A informação vai ao encontro de pesquisa feita pelo DataFolha, que indica que cerca de 650 mil estudantes do ensino superior deixaram o curso no ano passado. A maioria deles revelou que não tinha dinheiro para pagar a faculdade ou que precisavam completar a renda familiar.
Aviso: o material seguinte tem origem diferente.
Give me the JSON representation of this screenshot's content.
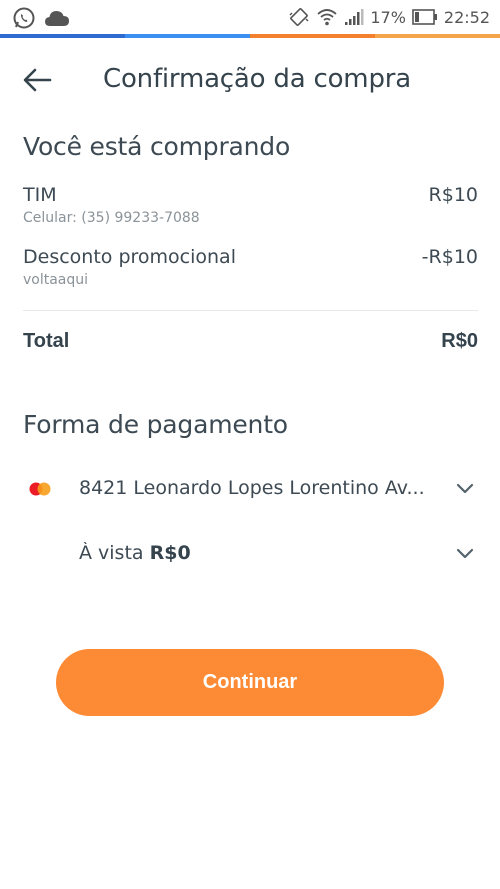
{
  "status_bar": {
    "battery": "17%",
    "time": "22:52",
    "strip_colors": [
      "#2f6bd1",
      "#3a8ff0",
      "#f2802c",
      "#f4a44a"
    ],
    "icons": [
      "whatsapp-icon",
      "cloud-icon",
      "vibrate-icon",
      "wifi-icon",
      "signal-icon",
      "battery-icon"
    ]
  },
  "header": {
    "title": "Confirmação da compra"
  },
  "purchase": {
    "heading": "Você está comprando",
    "items": [
      {
        "name": "TIM",
        "sub": "Celular: (35) 99233-7088",
        "amount": "R$10"
      },
      {
        "name": "Desconto promocional",
        "sub": "voltaaqui",
        "amount": "-R$10"
      }
    ],
    "total_label": "Total",
    "total_value": "R$0"
  },
  "payment": {
    "heading": "Forma de pagamento",
    "card_text": "8421 Leonardo Lopes Lorentino Av...",
    "installment_prefix": "À vista ",
    "installment_value": "R$0"
  },
  "continue_label": "Continuar",
  "colors": {
    "accent": "#fd8a35",
    "text": "#3d4a53",
    "muted": "#8a9399"
  }
}
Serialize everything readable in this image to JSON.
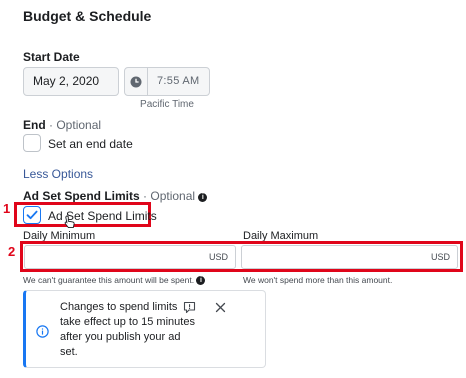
{
  "section": {
    "title": "Budget & Schedule"
  },
  "start_date": {
    "label": "Start Date",
    "date_value": "May 2, 2020",
    "time_value": "7:55 AM",
    "timezone": "Pacific Time",
    "clock_icon": "clock-icon"
  },
  "end": {
    "label": "End",
    "optional": "· Optional",
    "checkbox_label": "Set an end date",
    "checked": false
  },
  "less_options": {
    "label": "Less Options"
  },
  "ad_set_spend_limits": {
    "label": "Ad Set Spend Limits",
    "optional": "· Optional",
    "info_icon": "info-icon",
    "checkbox_label": "Ad Set Spend Limits",
    "checked": true,
    "daily_min": {
      "label": "Daily Minimum",
      "currency": "USD",
      "value": "",
      "helper": "We can't guarantee this amount will be spent."
    },
    "daily_max": {
      "label": "Daily Maximum",
      "currency": "USD",
      "value": "",
      "helper": "We won't spend more than this amount."
    }
  },
  "annotations": {
    "badge1": "1",
    "badge2": "2",
    "highlight_color": "#e0051a"
  },
  "notice": {
    "text": "Changes to spend limits take effect up to 15 minutes after you publish your ad set.",
    "accent": "#1877f2"
  }
}
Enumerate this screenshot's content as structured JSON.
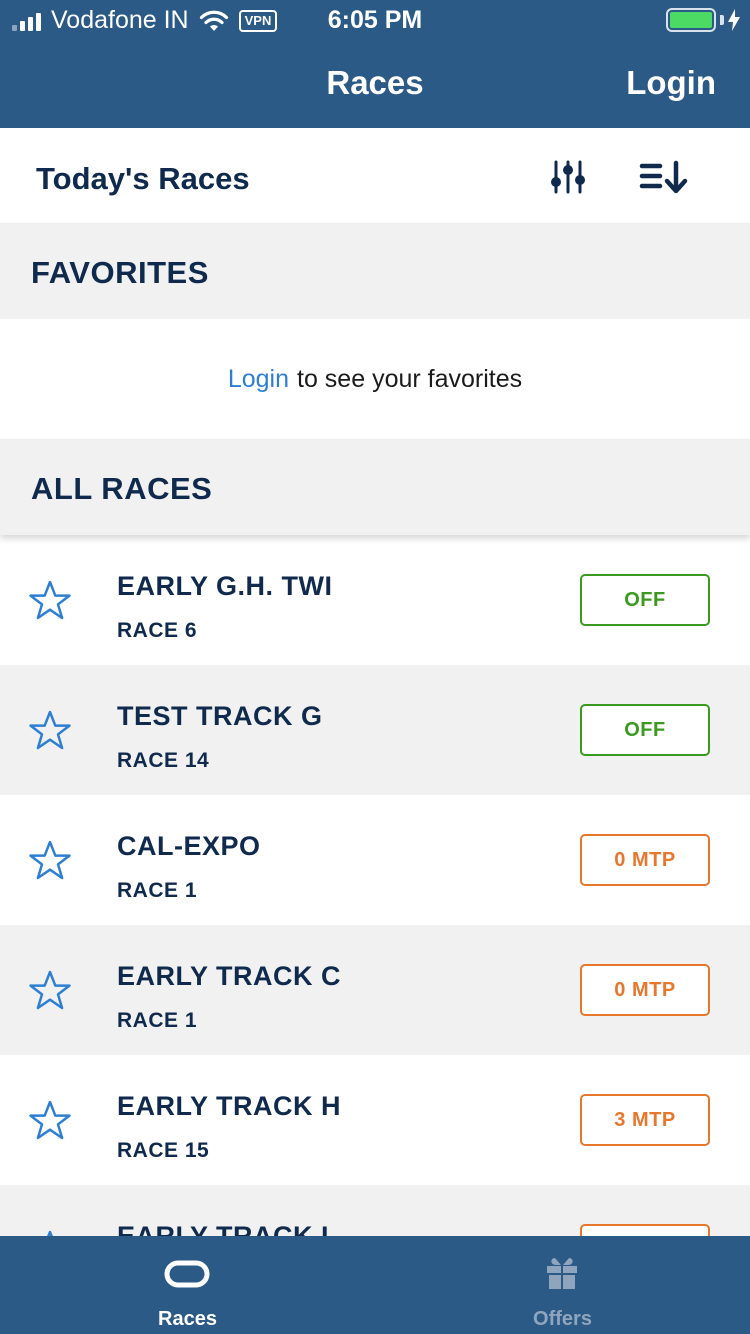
{
  "status_bar": {
    "carrier": "Vodafone IN",
    "vpn": "VPN",
    "time": "6:05 PM"
  },
  "nav": {
    "title": "Races",
    "login": "Login"
  },
  "toolbar": {
    "title": "Today's Races",
    "filter_icon": "sliders-icon",
    "sort_icon": "sort-icon"
  },
  "favorites": {
    "header": "FAVORITES",
    "login_link": "Login",
    "message": "to see your favorites"
  },
  "all_races": {
    "header": "ALL RACES",
    "items": [
      {
        "track": "EARLY G.H. TWI",
        "race": "RACE 6",
        "status": "OFF",
        "status_type": "off"
      },
      {
        "track": "TEST TRACK G",
        "race": "RACE 14",
        "status": "OFF",
        "status_type": "off"
      },
      {
        "track": "CAL-EXPO",
        "race": "RACE 1",
        "status": "0 MTP",
        "status_type": "mtp"
      },
      {
        "track": "EARLY TRACK C",
        "race": "RACE 1",
        "status": "0 MTP",
        "status_type": "mtp"
      },
      {
        "track": "EARLY TRACK H",
        "race": "RACE 15",
        "status": "3 MTP",
        "status_type": "mtp"
      },
      {
        "track": "EARLY TRACK I",
        "race": "",
        "status": "",
        "status_type": "mtp"
      }
    ]
  },
  "tabbar": {
    "tabs": [
      {
        "label": "Races",
        "icon": "track-icon",
        "active": true
      },
      {
        "label": "Offers",
        "icon": "gift-icon",
        "active": false
      }
    ]
  },
  "colors": {
    "brand_blue": "#2b5a86",
    "dark_navy": "#102a4d",
    "link_blue": "#2e7fd3",
    "status_off": "#3a9a1e",
    "status_mtp": "#e8772e"
  }
}
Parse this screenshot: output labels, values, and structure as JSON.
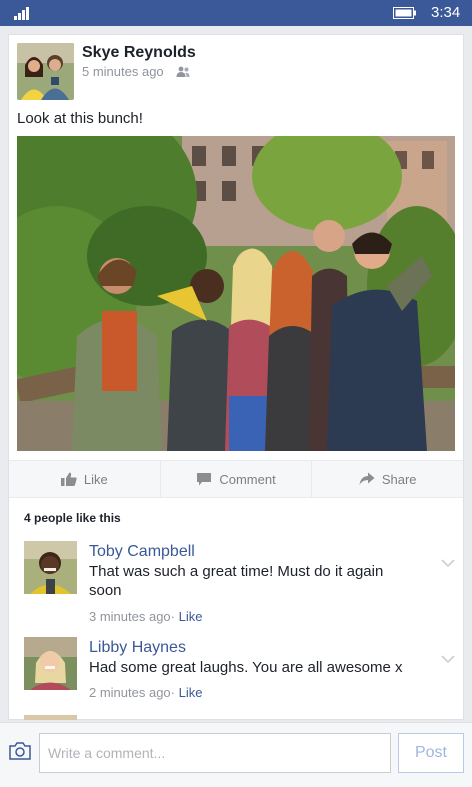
{
  "status_bar": {
    "time": "3:34",
    "signal_icon": "signal-bars-icon",
    "battery_icon": "battery-icon"
  },
  "post": {
    "author": "Skye Reynolds",
    "timestamp": "5 minutes ago",
    "audience_icon": "friends-icon",
    "text": "Look at this bunch!",
    "photo": "group-of-friends-photo"
  },
  "actions": {
    "like_label": "Like",
    "comment_label": "Comment",
    "share_label": "Share"
  },
  "likes_summary": "4 people like this",
  "comments": [
    {
      "name": "Toby Campbell",
      "text": "That was such a great time! Must do it again soon",
      "timestamp": "3 minutes ago",
      "like_label": "Like"
    },
    {
      "name": "Libby Haynes",
      "text": "Had some great laughs. You are all awesome x",
      "timestamp": "2 minutes ago",
      "like_label": "Like"
    }
  ],
  "composer": {
    "placeholder": "Write a comment...",
    "post_label": "Post",
    "camera_icon": "camera-icon"
  },
  "colors": {
    "brand": "#3b5998",
    "link": "#3b5998",
    "background": "#e9ebee"
  }
}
Outros justificaram o abandono por terem ficado sem aula e tiveram dificuldade com a educação à distância.
Todavia, Ancona-Lopez explicou que esse sistema EAD funciona, mesmo que a demanda de alunos seja alta. “As aulas sempre ficam gravadas para que o aluno não perca esse conteúdo, ele pode eventualmente assistir mais de uma vez, em qualquer dia ou hora. Nós utilizamos a aula em tempo real para tentar criar uma rotina de estudo”, esclarece.
Ainda segundo ela, “não dá para quantificar o impacto que a pandemia vai ter na formação desses profissionais. Sabemos que no ensino fundamental o aprendizado foi muito impactado, mas falta uma pesquisa que exponha esse cenário da graduação”, argumenta.
O futuro dos futuros médicos
Ferriani também acredita que não há como medir as consequências da pandemia a longo prazo na formação desses profissionais. Mas para ele, “a perda é real, mas não é só o ensino. Se você for ver, o ensino online substitui (a teoria), mas há todo um histórico de motivação do estudante, do convívio no campus. Essa é uma perda que eu não consigo mensurar”, afirma.
Apesar do cenário caótico que esses estudantes enfrentam, muitos mostram coragem. Mais de cem mil alunos se inscreveram no programa “Brasil Conta Comigo”, iniciativa do MEC e do Ministério da Saúde, que incentiva os estudantes dessas áreas a atuarem no combate ao coronavírus. De Micy, Beatriz, Allan e Aline, e tantos outros estudantes espalhados pelo país, de cursos diferentes em universidades diferentes, têm isso em comum: a vontade de colocar em prática tudo aquilo que aprenderam.